Les traces visuels de la famille de la réalisatrice
Et, en plus, vous avez décidé, et il n’était pas prévu au début, de montrer une partie de votre vie, de votre famille. Avec des enregistrements qu’il y avait ou que vous avez fait de votre mère et votre père. Et même de votre sœur, qui travaille comme aide-soignante à domicile.
“Oui, c’était une manière de m’inclure dans cette démarche. Cela ne pouvait pas être uniquement en regardant les choses de façon distante. M’inclure dans le film, inclure mes traces, inclure mon histoire, c’était aussi une façon de dire que, en fait, je filme des gens pour réparer la douleur que j’ai eu d’avoir perdu mes parents si tôt. De leur munir des traces de leur passage. Et c’est qu’il fait mon désir de cinéma depuis vingt ans, même si jamais cela ne m’avait pas été formulé si clairement : filmer au présent des gens en les visibilisant pour leur éviter la disparition, comme mes parents qui sont disparus sans laisser des traces. Il y avait à la fois ce désir de le raconter à travers mes archives, de questionner cette nécessité de rendre à la lumière des gens qu’on regarde peu. Et, en même temps, c’était aussi une manière de se nicher d’où je regardais et à quel point je regardais à partir d’une histoire que je partageais avec d’autres”.
Dans la conversation enregistrée avec votre père, on comprend que c’était l’exemple d’une bonne intégration en France. On dirait que ce n’est plus le cas avec les nouveaux immigrés, comme le ferrailleur sénégalais qui apparaît au début du film. On dirait que la vie est plus dure pour ceux qui arrivent maintenant.

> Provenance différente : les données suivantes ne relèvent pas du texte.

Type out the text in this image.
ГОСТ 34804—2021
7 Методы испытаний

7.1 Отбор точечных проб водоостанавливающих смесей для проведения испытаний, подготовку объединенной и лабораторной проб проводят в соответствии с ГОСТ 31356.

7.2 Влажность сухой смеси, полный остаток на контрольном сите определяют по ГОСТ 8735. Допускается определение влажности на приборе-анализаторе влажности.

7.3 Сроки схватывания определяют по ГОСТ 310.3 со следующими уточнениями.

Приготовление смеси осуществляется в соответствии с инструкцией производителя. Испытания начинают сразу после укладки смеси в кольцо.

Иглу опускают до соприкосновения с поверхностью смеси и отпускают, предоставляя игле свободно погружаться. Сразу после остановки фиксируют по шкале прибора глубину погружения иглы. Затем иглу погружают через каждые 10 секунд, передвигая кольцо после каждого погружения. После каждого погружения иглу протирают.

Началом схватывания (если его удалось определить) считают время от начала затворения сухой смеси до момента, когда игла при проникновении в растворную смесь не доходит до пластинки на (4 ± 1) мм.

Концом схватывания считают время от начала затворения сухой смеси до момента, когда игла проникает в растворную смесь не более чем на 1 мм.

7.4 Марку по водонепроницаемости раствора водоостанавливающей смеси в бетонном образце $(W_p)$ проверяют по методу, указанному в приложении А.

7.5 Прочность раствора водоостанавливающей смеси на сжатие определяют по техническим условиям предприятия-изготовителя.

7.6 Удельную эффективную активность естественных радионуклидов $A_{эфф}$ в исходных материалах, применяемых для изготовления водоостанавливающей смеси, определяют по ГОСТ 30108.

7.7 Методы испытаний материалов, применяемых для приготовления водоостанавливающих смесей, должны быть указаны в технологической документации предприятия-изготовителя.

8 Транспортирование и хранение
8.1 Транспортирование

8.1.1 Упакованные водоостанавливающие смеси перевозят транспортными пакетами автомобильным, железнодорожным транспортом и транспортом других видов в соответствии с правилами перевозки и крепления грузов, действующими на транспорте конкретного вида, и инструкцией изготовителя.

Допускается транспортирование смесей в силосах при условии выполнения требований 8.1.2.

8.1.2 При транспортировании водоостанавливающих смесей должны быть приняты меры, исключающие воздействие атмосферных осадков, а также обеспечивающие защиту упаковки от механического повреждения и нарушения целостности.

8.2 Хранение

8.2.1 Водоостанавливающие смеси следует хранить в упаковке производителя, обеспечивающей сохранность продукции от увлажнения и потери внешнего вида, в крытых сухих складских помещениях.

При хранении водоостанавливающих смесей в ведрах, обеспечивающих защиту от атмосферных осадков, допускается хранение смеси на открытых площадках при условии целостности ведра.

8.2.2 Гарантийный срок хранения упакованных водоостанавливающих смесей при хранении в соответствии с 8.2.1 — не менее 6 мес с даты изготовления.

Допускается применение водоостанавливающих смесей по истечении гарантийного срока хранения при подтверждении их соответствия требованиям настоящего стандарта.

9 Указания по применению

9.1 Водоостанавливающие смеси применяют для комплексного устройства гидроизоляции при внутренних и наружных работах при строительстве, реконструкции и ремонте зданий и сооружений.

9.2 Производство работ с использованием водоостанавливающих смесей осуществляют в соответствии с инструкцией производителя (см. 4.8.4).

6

“Oui, c’est certain. C’est cela que l’histoire de ma famille raconte. Si mes parents étaient arrivés en France il y a vingt ans, je ne suis pas sûre qu’on aurait bénéficié des mêmes possibilités. Moi, je n’aime pas beaucoup le mot intégration, parce qu’au fond on est pas plus intégré qu’une personne blanche née en France le même que moi. Et moi, je ne suis pas intégrée. Je suis née en France, comme mon compagnon qui est blanc et né à la même année. On dirait jamais de lui qu’il est intégré. Moi, je refuse complètement ce terme. Pour moi, c’est ambigu politiquement. Oui, mes parents sont arrivés en 1962, ils ont fait cinq enfants en France, qui sont tous français. Et, même si cela a été très difficile, on a pu bénéficier de ce qui était encore possible en France il y a quarante ans. Et, par contre, la vie d’Ismaël qui est arrivé aux années quatre-vingt-dix, qui n’a pas trouvé à bien s’insérer, raconte quelque chose qui s’est fermée en France, et qui se ferme partout en Europe. Ce qui est assez inquiétant”.

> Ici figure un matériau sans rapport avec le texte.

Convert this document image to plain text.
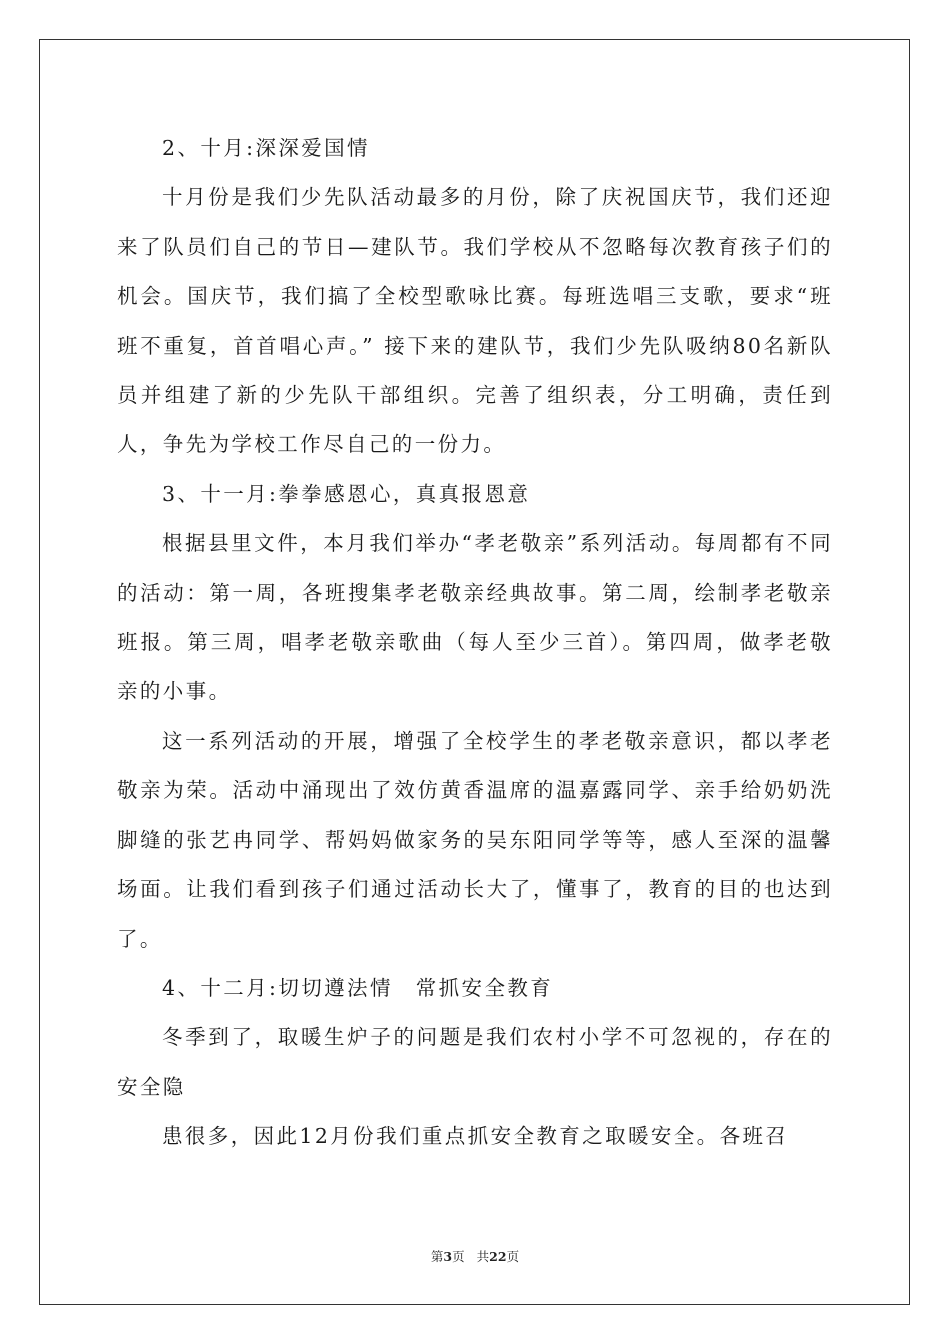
2、十月:深深爱国情

十月份是我们少先队活动最多的月份，除了庆祝国庆节，我们还迎来了队员们自己的节日—建队节。我们学校从不忽略每次教育孩子们的机会。国庆节，我们搞了全校型歌咏比赛。每班选唱三支歌，要求“班班不重复，首首唱心声。” 接下来的建队节，我们少先队吸纳80名新队员并组建了新的少先队干部组织。完善了组织表，分工明确，责任到人，争先为学校工作尽自己的一份力。

3、十一月:拳拳感恩心，真真报恩意

根据县里文件，本月我们举办“孝老敬亲”系列活动。每周都有不同的活动：第一周，各班搜集孝老敬亲经典故事。第二周，绘制孝老敬亲班报。第三周，唱孝老敬亲歌曲（每人至少三首）。第四周，做孝老敬亲的小事。

这一系列活动的开展，增强了全校学生的孝老敬亲意识，都以孝老敬亲为荣。活动中涌现出了效仿黄香温席的温嘉露同学、亲手给奶奶洗脚缝的张艺冉同学、帮妈妈做家务的吴东阳同学等等，感人至深的温馨场面。让我们看到孩子们通过活动长大了，懂事了，教育的目的也达到了。

4、十二月:切切遵法情　常抓安全教育

冬季到了，取暖生炉子的问题是我们农村小学不可忽视的，存在的安全隐

患很多，因此12月份我们重点抓安全教育之取暖安全。各班召

第3页 共22页
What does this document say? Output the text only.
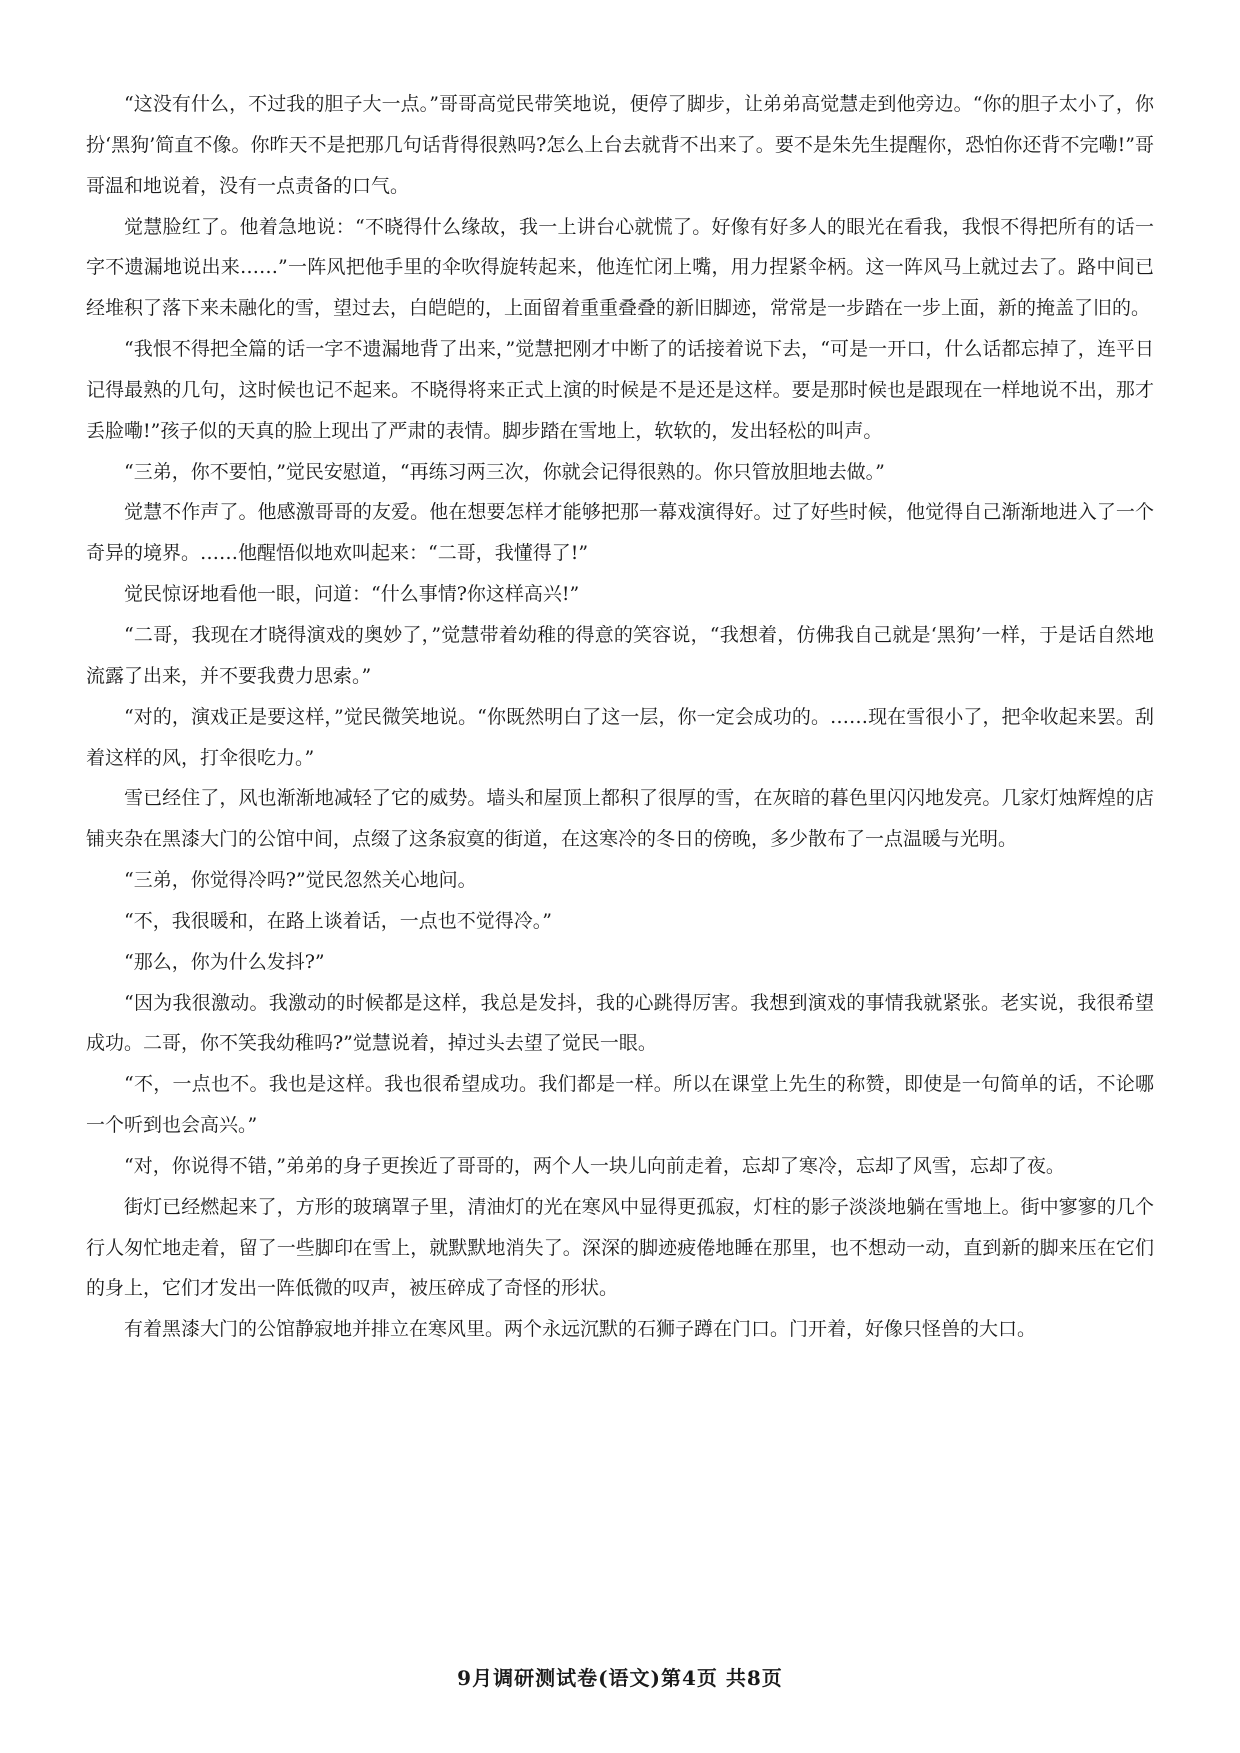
“这没有什么，不过我的胆子大一点。”哥哥高觉民带笑地说，便停了脚步，让弟弟高觉慧走到他旁边。“你的胆子太小了，你扮‘黑狗’简直不像。你昨天不是把那几句话背得很熟吗?怎么上台去就背不出来了。要不是朱先生提醒你，恐怕你还背不完嘞!”哥哥温和地说着，没有一点责备的口气。

觉慧脸红了。他着急地说：“不晓得什么缘故，我一上讲台心就慌了。好像有好多人的眼光在看我，我恨不得把所有的话一字不遗漏地说出来……”一阵风把他手里的伞吹得旋转起来，他连忙闭上嘴，用力捏紧伞柄。这一阵风马上就过去了。路中间已经堆积了落下来未融化的雪，望过去，白皑皑的，上面留着重重叠叠的新旧脚迹，常常是一步踏在一步上面，新的掩盖了旧的。

“我恨不得把全篇的话一字不遗漏地背了出来，”觉慧把刚才中断了的话接着说下去，“可是一开口，什么话都忘掉了，连平日记得最熟的几句，这时候也记不起来。不晓得将来正式上演的时候是不是还是这样。要是那时候也是跟现在一样地说不出，那才丢脸嘞!”孩子似的天真的脸上现出了严肃的表情。脚步踏在雪地上，软软的，发出轻松的叫声。

“三弟，你不要怕，”觉民安慰道，“再练习两三次，你就会记得很熟的。你只管放胆地去做。”

觉慧不作声了。他感激哥哥的友爱。他在想要怎样才能够把那一幕戏演得好。过了好些时候，他觉得自己渐渐地进入了一个奇异的境界。……他醒悟似地欢叫起来：“二哥，我懂得了!”

觉民惊讶地看他一眼，问道：“什么事情?你这样高兴!”

“二哥，我现在才晓得演戏的奥妙了，”觉慧带着幼稚的得意的笑容说，“我想着，仿佛我自己就是‘黑狗’一样，于是话自然地流露了出来，并不要我费力思索。”

“对的，演戏正是要这样，”觉民微笑地说。“你既然明白了这一层，你一定会成功的。……现在雪很小了，把伞收起来罢。刮着这样的风，打伞很吃力。”

雪已经住了，风也渐渐地减轻了它的威势。墙头和屋顶上都积了很厚的雪，在灰暗的暮色里闪闪地发亮。几家灯烛辉煌的店铺夹杂在黑漆大门的公馆中间，点缀了这条寂寞的街道，在这寒冷的冬日的傍晚，多少散布了一点温暖与光明。

“三弟，你觉得冷吗?”觉民忽然关心地问。

“不，我很暖和，在路上谈着话，一点也不觉得冷。”

“那么，你为什么发抖?”

“因为我很激动。我激动的时候都是这样，我总是发抖，我的心跳得厉害。我想到演戏的事情我就紧张。老实说，我很希望成功。二哥，你不笑我幼稚吗?”觉慧说着，掉过头去望了觉民一眼。

“不，一点也不。我也是这样。我也很希望成功。我们都是一样。所以在课堂上先生的称赞，即使是一句简单的话，不论哪一个听到也会高兴。”

“对，你说得不错，”弟弟的身子更挨近了哥哥的，两个人一块儿向前走着，忘却了寒冷，忘却了风雪，忘却了夜。

街灯已经燃起来了，方形的玻璃罩子里，清油灯的光在寒风中显得更孤寂，灯柱的影子淡淡地躺在雪地上。街中寥寥的几个行人匆忙地走着，留了一些脚印在雪上，就默默地消失了。深深的脚迹疲倦地睡在那里，也不想动一动，直到新的脚来压在它们的身上，它们才发出一阵低微的叹声，被压碎成了奇怪的形状。

有着黑漆大门的公馆静寂地并排立在寒风里。两个永远沉默的石狮子蹲在门口。门开着，好像只怪兽的大口。

9月调研测试卷(语文)第4页 共8页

De la basilique de Saint-Denis aux zones pavillonnaires
Vous dites aussi que, quand vous avez assisté à la manifestation de l’onze janvier 2015, après la tuerie de Charlie Hebdo, vous n’y voyiez pas la représentation de ce ‘nous’ de tous les français.

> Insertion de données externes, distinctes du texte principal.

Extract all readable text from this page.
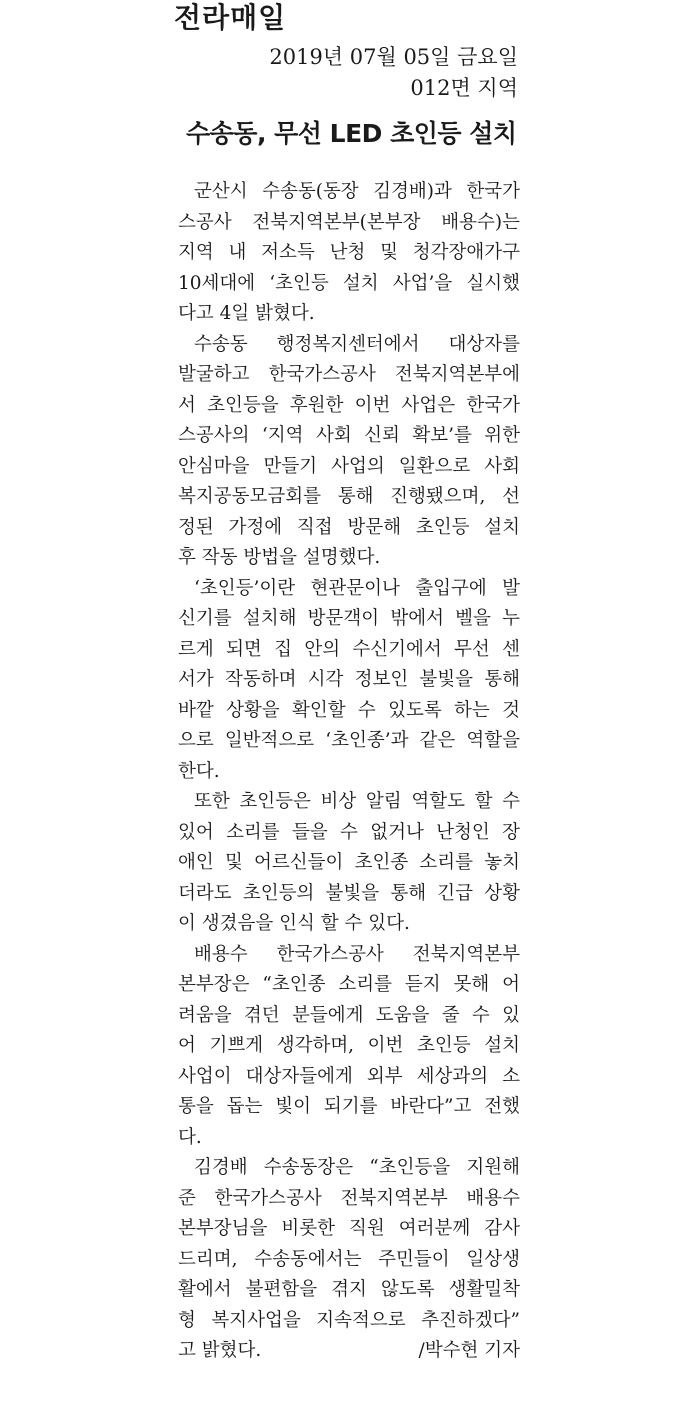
전라매일
2019년 07월 05일 금요일
012면 지역
수송동, 무선 LED 초인등 설치
군산시 수송동(동장 김경배)과 한국가
스공사 전북지역본부(본부장 배용수)는
지역 내 저소득 난청 및 청각장애가구
10세대에 ‘초인등 설치 사업’을 실시했
다고 4일 밝혔다.
수송동 행정복지센터에서 대상자를
발굴하고 한국가스공사 전북지역본부에
서 초인등을 후원한 이번 사업은 한국가
스공사의 ‘지역 사회 신뢰 확보’를 위한
안심마을 만들기 사업의 일환으로 사회
복지공동모금회를 통해 진행됐으며, 선
정된 가정에 직접 방문해 초인등 설치
후 작동 방법을 설명했다.
‘초인등’이란 현관문이나 출입구에 발
신기를 설치해 방문객이 밖에서 벨을 누
르게 되면 집 안의 수신기에서 무선 센
서가 작동하며 시각 정보인 불빛을 통해
바깥 상황을 확인할 수 있도록 하는 것
으로 일반적으로 ‘초인종’과 같은 역할을
한다.
또한 초인등은 비상 알림 역할도 할 수
있어 소리를 들을 수 없거나 난청인 장
애인 및 어르신들이 초인종 소리를 놓치
더라도 초인등의 불빛을 통해 긴급 상황
이 생겼음을 인식 할 수 있다.
배용수 한국가스공사 전북지역본부
본부장은 “초인종 소리를 듣지 못해 어
려움을 겪던 분들에게 도움을 줄 수 있
어 기쁘게 생각하며, 이번 초인등 설치
사업이 대상자들에게 외부 세상과의 소
통을 돕는 빛이 되기를 바란다”고 전했
다.
김경배 수송동장은 “초인등을 지원해
준 한국가스공사 전북지역본부 배용수
본부장님을 비롯한 직원 여러분께 감사
드리며, 수송동에서는 주민들이 일상생
활에서 불편함을 겪지 않도록 생활밀착
형 복지사업을 지속적으로 추진하겠다”
고 밝혔다.	/박수현 기자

“Cela a été une expérience très personnelle, très subjective, que beaucoup des gens sûrement n’ont pas vécu de la même manière. J’ai eu plutôt l’impression que c’était une marche funèbre plus qu’un jour de célébration de la résistance de la nation française au terrorisme. Effectivement, j’avais l’impression qu’il y avait beaucoup de gens qui manquaient à cette marche. Et sans poser aucun jugement de valeur ni faire de raccourcis politiques, j’ai juste constaté que quand le journal ‘Libération’ titrait “nous sommes un peuple” leur ‘nous’ était sans doute beaucoup plus restreint que ce je pouvais voir dans le ‘nous’ à ma place. C’est à partir de cela que j’ai eu envie de questionner ce ‘nous’, à partir de ma place d’une femme noire qui a grandi dans des quartiers populaires, des parents immigrés quarante ans plus tôt en provenance d’un pays subsaharien. Quel ‘nous’ à ma place je pouvais composer. Et c’est forcément un ‘nous’ beaucoup plus large que ne le pensent certains. Je crois que les gens qui vont prier pour Louis XVI (à la basilique de Saint-Denis pour le 250 anniversaire de sa mort) seraient très tristes, très en colère de savoir qu’ils font partie d’un ‘nous’ qui englobe la classe ouvrière, la classe immigré, laborieuse, des noirs, des arabes”.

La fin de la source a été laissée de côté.